On the German Relic Trail
words + photos by Rachel Dickinson
This summer while on a pilgrimage of sorts to Germany to see several Women’s World Cup soccer matches, I stumbled across something that kept me dipping into every cathedral in every town I visited. I discovered the appeal of the relic.
St. Kilian's reliquary holding his bones in a little side chapelI am not, and have never been, a devout anything. So it’s not like I was an active or even a lapsed Catholic who knew how to behave properly in a cathedral – who knew not to ooo and ahhh over the bones and bits of cloth displayed for the world to see. Instead, I was the overweight woman on the wrong side of fifty who had experienced the hellish spring. Everything you don’t want to have happen, happened to me in the spring. My mother died. My mother-in-law died. My kid went into the psych ward for a week. And, finally, menopause struck with a vengence leaving me red-faced and sweating profusely and not sleeping at night. In other words, I was the perfect vessel for any kind of religious enthusiasm that would take me out of my own head.

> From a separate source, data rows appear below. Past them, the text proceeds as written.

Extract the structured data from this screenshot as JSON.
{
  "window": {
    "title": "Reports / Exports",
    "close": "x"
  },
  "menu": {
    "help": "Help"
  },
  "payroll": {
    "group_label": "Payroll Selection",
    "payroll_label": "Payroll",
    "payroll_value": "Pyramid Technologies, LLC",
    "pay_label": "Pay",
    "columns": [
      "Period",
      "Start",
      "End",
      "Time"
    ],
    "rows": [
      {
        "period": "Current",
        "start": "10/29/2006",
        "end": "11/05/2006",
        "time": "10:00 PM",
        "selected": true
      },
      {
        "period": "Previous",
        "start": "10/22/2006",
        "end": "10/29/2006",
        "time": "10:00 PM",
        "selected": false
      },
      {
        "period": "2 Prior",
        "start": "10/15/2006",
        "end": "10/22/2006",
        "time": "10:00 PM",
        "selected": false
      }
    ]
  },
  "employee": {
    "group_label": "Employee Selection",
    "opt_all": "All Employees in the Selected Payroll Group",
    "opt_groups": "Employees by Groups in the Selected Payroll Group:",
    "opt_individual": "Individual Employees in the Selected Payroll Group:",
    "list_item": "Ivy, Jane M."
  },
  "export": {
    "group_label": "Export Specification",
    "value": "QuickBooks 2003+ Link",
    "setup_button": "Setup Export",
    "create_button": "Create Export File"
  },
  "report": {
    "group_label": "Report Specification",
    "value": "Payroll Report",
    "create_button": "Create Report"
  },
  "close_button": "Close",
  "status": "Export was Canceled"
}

I caught my first glimpse of relics in Cologne cathedral. This over-sized Gothic structure with a façade too great to capture in my camera had a gold reliquary the size of a child’s toy chest encased in a plexi-glass box that sat behind the altar so the congregation could gaze upon its wonderfulness during a service. It held the bones and some clothing of the Three Magi, which were brought to Cologne from Milan in the 12th century by Holy Roman Emperor Frederick I Barbarossa as part of the spoils of war. I stood and stared at the gold box and kept thinking about every image I had ever seen of the Three Kings – and I realized I didn’t know anything about what happened to them after showing up in the manger with gifts in hand – and then I felt dumbstruck. And I kept tripping over details like – did they die at the same time and that’s why their bones are together or did they wait for the last Magi to die and then they sealed up the box and in essence wrote, “This is It – The Three Kings” on the cover? I mean, how did anyone know these were the right bones?